1. Think deeply about what your customers need
Tsujikura of Kyoto was around well before the Internet was dreamed of, let alone the radio or television. A manufacturer of traditional Japanese lanterns and umbrellas established in 1690, Tsujikura takes pride in maintaining the tradition and culture passed down during its more-than-300-year history. Tsujikura might be steeped in Japanese history, but after many overseas tourists visited the store in Kyoto, Mr. Kinoshita, the CEO, said that he "felt that the business had a duty to deliver a small piece of Japanese culture to those who could not visit the store in person." To answer this need, Tsujikura launched its website in 2012.
2. Only promote to customers who are interested
After the site launched, Tsujikura started using Internet ads to promote the site. This was a big step for the company that had had never used newspaper or magazine adverts in the past, but Mr. Kinoshita explained his philosophy, "Internet ads allow for the kind of freedom of expression that I strongly believe in. Search ads can provide genuine information to those who are interested." Once Tsujikura started using online ads, international sales saw a three-fold increase in 2014 and page views doubled. Since 2012, the company's combined national and international sales have grown by 160%.

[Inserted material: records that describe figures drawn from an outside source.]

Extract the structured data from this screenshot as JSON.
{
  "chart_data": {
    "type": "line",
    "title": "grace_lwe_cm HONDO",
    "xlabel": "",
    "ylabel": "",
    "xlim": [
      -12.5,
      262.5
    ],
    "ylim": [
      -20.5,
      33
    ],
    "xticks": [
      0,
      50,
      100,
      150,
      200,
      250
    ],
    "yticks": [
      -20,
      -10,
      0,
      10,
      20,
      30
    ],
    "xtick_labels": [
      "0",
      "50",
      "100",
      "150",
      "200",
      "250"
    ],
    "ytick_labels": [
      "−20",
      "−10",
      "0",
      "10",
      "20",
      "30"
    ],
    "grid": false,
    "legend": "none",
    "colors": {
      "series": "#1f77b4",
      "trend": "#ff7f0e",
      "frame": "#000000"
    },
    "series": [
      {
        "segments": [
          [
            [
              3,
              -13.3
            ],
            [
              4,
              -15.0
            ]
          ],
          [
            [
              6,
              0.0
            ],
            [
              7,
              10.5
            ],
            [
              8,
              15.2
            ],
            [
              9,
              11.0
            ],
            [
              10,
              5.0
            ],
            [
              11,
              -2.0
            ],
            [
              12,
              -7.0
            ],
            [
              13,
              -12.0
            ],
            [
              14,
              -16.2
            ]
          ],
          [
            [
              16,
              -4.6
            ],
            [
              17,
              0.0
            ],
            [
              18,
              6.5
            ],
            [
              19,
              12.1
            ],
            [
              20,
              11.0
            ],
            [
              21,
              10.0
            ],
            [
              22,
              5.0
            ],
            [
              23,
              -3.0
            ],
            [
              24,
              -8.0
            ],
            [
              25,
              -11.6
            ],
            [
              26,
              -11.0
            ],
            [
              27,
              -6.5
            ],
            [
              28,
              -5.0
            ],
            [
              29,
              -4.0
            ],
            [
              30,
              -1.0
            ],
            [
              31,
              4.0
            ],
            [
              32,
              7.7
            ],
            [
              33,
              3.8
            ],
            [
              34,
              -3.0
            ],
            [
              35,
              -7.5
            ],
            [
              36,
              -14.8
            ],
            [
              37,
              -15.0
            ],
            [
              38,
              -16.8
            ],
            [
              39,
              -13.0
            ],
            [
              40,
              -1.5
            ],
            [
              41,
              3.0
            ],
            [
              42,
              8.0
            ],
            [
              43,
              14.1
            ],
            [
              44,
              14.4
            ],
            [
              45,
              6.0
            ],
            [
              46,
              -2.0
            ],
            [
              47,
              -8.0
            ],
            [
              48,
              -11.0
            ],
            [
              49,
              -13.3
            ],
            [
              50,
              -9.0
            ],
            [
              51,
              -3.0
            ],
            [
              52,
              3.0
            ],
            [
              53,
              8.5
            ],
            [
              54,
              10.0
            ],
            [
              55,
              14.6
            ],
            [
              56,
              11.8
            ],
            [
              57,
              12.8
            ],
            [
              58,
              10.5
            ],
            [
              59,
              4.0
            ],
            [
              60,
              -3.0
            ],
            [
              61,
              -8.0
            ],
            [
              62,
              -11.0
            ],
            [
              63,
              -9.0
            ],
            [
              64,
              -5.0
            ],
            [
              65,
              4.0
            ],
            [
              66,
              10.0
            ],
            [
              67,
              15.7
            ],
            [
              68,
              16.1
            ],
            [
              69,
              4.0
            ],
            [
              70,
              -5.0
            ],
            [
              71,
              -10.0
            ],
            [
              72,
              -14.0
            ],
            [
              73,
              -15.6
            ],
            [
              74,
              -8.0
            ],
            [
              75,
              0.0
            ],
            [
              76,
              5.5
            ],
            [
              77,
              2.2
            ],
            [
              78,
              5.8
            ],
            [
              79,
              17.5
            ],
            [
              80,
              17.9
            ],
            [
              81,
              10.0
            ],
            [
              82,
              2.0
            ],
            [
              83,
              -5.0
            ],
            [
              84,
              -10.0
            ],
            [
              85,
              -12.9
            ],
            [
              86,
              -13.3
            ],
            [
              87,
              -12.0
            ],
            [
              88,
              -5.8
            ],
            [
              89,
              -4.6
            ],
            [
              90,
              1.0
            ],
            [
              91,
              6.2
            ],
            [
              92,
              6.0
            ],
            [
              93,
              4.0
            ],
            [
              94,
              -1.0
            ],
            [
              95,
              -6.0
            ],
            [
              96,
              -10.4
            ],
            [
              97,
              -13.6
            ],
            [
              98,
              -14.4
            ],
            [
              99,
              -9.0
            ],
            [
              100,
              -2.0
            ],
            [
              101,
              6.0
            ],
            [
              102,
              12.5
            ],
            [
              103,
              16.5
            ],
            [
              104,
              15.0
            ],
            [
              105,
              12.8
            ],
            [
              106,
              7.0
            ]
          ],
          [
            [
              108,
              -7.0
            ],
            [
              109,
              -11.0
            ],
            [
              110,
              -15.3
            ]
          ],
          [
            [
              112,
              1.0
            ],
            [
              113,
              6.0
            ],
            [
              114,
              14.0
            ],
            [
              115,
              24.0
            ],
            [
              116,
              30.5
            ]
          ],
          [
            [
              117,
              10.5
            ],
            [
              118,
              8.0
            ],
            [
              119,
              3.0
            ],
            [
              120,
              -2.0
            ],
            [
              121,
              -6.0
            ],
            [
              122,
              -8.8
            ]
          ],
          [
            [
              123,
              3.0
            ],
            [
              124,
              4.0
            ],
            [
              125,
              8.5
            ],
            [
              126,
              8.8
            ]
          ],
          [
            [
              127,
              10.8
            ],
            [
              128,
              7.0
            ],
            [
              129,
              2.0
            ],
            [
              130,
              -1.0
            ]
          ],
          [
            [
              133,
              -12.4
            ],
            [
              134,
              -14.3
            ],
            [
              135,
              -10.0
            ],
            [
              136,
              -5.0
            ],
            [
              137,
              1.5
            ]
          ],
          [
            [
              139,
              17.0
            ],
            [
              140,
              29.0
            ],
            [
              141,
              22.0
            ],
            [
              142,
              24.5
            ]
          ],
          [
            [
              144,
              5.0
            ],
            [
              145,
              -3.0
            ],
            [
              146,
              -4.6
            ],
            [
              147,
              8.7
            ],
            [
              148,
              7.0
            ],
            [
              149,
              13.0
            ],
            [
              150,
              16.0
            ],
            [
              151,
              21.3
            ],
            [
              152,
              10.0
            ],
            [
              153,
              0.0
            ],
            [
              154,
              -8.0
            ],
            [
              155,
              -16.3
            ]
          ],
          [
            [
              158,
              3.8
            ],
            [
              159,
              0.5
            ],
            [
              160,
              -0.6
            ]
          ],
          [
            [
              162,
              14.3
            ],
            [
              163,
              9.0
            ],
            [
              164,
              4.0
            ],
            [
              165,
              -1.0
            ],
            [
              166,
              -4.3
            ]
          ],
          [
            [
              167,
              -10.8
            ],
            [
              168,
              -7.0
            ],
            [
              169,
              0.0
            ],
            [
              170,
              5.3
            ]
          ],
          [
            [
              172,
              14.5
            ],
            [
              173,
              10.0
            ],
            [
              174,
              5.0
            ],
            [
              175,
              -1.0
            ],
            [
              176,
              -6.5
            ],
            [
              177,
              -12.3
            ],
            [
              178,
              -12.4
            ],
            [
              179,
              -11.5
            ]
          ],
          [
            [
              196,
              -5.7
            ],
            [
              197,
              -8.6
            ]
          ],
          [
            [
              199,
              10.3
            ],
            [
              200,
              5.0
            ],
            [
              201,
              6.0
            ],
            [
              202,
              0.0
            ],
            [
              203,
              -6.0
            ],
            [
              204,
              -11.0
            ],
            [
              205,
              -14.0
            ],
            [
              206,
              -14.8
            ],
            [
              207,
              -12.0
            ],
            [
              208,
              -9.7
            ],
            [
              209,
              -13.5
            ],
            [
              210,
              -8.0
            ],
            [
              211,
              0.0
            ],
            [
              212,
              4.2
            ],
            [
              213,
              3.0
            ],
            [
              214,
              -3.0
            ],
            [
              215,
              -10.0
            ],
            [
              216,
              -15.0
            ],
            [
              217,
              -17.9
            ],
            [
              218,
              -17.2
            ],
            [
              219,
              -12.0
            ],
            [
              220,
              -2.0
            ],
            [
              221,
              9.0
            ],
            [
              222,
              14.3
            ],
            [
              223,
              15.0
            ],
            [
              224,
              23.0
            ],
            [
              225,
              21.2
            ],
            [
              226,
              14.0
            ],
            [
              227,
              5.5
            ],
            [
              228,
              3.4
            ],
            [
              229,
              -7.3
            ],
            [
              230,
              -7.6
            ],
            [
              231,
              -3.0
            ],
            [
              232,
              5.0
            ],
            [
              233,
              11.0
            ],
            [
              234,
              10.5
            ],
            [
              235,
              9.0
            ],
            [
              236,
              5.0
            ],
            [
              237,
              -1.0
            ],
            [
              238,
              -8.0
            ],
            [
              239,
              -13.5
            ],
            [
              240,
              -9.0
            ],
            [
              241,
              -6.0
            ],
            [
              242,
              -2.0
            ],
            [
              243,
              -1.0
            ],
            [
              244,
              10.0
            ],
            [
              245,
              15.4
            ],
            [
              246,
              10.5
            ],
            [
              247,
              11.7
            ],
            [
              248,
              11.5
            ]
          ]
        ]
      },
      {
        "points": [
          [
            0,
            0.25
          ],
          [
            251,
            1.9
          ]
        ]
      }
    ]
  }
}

3. Follow the customer, wherever they may lead you
Initially, Tsujikura concentrated its ads in the US, but after receiving orders from Spain and France, the company implemented ads in the two countries. In addition, following transactions with hotels based in Singapore and Maldives, it also continues showing ads in those two countries.
4. Listen to customer demands, but maintain your standards
In many countries, Tsujikura's umbrellas are used to make places look nice more than to keep off the rain, and some of them are also turned into lighting fixtures. Mr. Kinoshita is happy to meet the needs of his customers, but will not compromise on the centuries-long traditions of craftsmanship, "Because Tsujikura has a long history as an umbrella manufacturer," Mr. Kinoshita explained, "we are happy to adapt the existing product to the new world of today, while maintaining our long-established traditions — without introducing any radical changes to the way they are made."
What's next for this traditional company? Mr. Kinoshita shared that in October 2014 40% of users accessed the site from mobile devices, so their next step is to follow them onto mobile with a new mobile-friendly website.